By Jon Saints - 20 Mar 2010

I have greatly enjoyed each of the books I have read so far in 2010. Here is the list so far, and my few sentence take-away from each.

Siddhartha by Herman Hess

Every time I read this book I feel inspired and love it. ”What other path was there?”

Thousand Splendid Suns by Khaled Hosseini

Wonderfully written characters immerse you in the recent history of Afghanistan.

The 4 Hour Work Week by Timothy Ferris

As an entrepreneur, make it your goal to decrease the amount of time you need to run your business. If you start working 12 hour days make it the point of your business to find efficiencies and ways to do the same in 4 hours. Its a great mentality that can lead to profitability, new ideas, and a healthy life style.

Born to Run by Christopher McDougall

The more I think about this book, the more I see running as a metaphor for life. We are endurance animals meant to persistently peruse solutions to our problems wearing them down not with bursts of sped or luck but with persistence and presence over time.

I love when the book talks about building endurance… getting to know the Beast (fatigue). Fatigue is not something you can beat in one training run or out sprint or out luck. As you train for endurance races, each time, its a chance to get to know the Beast to spend a little bit long time in its presence to wear it down just a little bit and build up your tolerance/comfort to it.

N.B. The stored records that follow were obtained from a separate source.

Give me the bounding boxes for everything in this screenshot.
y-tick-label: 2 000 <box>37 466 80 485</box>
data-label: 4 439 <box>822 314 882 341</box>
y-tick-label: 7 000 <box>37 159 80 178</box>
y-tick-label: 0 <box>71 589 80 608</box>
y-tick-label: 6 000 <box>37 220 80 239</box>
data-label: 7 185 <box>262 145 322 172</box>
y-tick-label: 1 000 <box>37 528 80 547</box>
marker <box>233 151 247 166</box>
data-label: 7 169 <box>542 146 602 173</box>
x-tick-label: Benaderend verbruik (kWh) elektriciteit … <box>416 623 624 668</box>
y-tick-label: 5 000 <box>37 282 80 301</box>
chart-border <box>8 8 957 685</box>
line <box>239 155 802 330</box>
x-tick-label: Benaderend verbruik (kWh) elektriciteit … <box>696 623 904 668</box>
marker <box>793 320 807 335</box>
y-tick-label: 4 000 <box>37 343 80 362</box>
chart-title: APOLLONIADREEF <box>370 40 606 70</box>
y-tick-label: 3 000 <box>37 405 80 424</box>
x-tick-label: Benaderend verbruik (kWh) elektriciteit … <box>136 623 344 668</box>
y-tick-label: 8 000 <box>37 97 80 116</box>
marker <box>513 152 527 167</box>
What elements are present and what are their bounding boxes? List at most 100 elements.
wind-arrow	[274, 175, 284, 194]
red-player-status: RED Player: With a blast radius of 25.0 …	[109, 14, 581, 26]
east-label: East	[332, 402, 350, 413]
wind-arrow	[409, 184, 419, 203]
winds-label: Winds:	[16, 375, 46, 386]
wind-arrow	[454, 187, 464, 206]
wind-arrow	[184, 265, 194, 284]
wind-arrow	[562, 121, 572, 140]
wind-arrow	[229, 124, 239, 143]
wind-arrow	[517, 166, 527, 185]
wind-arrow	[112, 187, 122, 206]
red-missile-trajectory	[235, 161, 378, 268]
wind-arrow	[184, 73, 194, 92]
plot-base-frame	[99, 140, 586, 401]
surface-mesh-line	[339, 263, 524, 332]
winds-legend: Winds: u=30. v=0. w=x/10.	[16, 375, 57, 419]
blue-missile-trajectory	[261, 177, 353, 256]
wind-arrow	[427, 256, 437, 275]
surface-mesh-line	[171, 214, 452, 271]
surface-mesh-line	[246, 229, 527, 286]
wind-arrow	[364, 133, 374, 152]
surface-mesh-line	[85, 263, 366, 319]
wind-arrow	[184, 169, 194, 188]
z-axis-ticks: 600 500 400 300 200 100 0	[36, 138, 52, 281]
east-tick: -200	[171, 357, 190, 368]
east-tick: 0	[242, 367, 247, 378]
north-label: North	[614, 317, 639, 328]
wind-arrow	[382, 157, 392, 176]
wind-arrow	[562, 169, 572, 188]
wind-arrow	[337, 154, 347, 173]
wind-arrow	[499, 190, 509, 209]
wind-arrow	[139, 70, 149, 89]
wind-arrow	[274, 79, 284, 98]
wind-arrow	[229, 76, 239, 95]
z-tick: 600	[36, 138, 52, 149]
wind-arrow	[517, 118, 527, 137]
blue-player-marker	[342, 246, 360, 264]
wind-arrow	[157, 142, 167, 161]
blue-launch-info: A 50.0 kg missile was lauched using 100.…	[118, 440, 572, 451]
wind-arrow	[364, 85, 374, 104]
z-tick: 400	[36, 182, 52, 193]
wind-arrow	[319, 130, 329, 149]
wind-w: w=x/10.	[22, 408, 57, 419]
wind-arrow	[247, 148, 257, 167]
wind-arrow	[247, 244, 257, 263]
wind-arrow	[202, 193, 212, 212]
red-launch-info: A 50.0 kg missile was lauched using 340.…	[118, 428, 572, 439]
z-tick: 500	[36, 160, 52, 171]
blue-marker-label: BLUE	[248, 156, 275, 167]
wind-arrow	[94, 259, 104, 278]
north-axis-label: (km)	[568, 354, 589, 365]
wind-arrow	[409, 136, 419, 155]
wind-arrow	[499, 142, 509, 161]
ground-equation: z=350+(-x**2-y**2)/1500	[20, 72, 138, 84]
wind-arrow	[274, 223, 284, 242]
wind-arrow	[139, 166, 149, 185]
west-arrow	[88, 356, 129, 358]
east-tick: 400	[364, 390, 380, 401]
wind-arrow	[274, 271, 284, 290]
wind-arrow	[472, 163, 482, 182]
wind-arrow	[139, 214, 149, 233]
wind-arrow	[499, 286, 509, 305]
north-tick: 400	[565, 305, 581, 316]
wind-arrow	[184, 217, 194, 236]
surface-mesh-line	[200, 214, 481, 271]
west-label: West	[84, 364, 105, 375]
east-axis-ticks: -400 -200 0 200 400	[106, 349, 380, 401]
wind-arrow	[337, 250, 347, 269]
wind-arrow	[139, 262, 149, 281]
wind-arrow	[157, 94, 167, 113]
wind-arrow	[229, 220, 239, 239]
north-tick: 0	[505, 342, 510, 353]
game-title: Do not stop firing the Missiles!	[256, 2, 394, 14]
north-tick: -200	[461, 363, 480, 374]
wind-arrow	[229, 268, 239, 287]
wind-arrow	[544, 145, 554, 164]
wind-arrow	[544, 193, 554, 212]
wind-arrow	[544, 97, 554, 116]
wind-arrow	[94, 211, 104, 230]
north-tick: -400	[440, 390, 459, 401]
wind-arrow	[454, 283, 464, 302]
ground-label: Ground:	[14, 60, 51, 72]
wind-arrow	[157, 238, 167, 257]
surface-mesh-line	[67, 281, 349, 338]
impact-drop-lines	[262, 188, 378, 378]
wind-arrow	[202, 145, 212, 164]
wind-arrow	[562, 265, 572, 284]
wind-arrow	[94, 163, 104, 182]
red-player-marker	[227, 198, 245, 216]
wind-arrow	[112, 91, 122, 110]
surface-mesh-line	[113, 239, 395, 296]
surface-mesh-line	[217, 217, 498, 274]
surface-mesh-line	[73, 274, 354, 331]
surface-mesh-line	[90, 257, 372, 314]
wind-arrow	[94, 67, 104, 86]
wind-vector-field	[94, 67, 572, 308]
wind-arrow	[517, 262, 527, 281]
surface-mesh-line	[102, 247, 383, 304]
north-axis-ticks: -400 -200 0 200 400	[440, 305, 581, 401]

So many things in life are endurance races.

The final thought from the book: “We do not get old because we run. We get old because we stop running” Find ways… any way… to stay patiently and persistently active.

Rework by Jason Fried

The best summary of this wonderful take on business is a review in the introduction: “This book’s assumption is that an organization is like a piece of software. Editable. Malleable. Sharable. Fault-tolerant.” Businesses, the smart ones, stay nimble and simple. Organizations have versions and features and milestones. When I stumbled into business, the only proven way I knew to build things was following the software development model. I have said, though not as clearly as this book, that the principles of good software development often apply to good business development. Release early and often. Create and Celebrate bite-sized milestones. Under do the competition. Planning is Guessing. Half but not Half Assed. This book presents an eloquent philosophy for business.

Next on the reading list is Food Rules: An Eater’s Manual by Michael Pollan.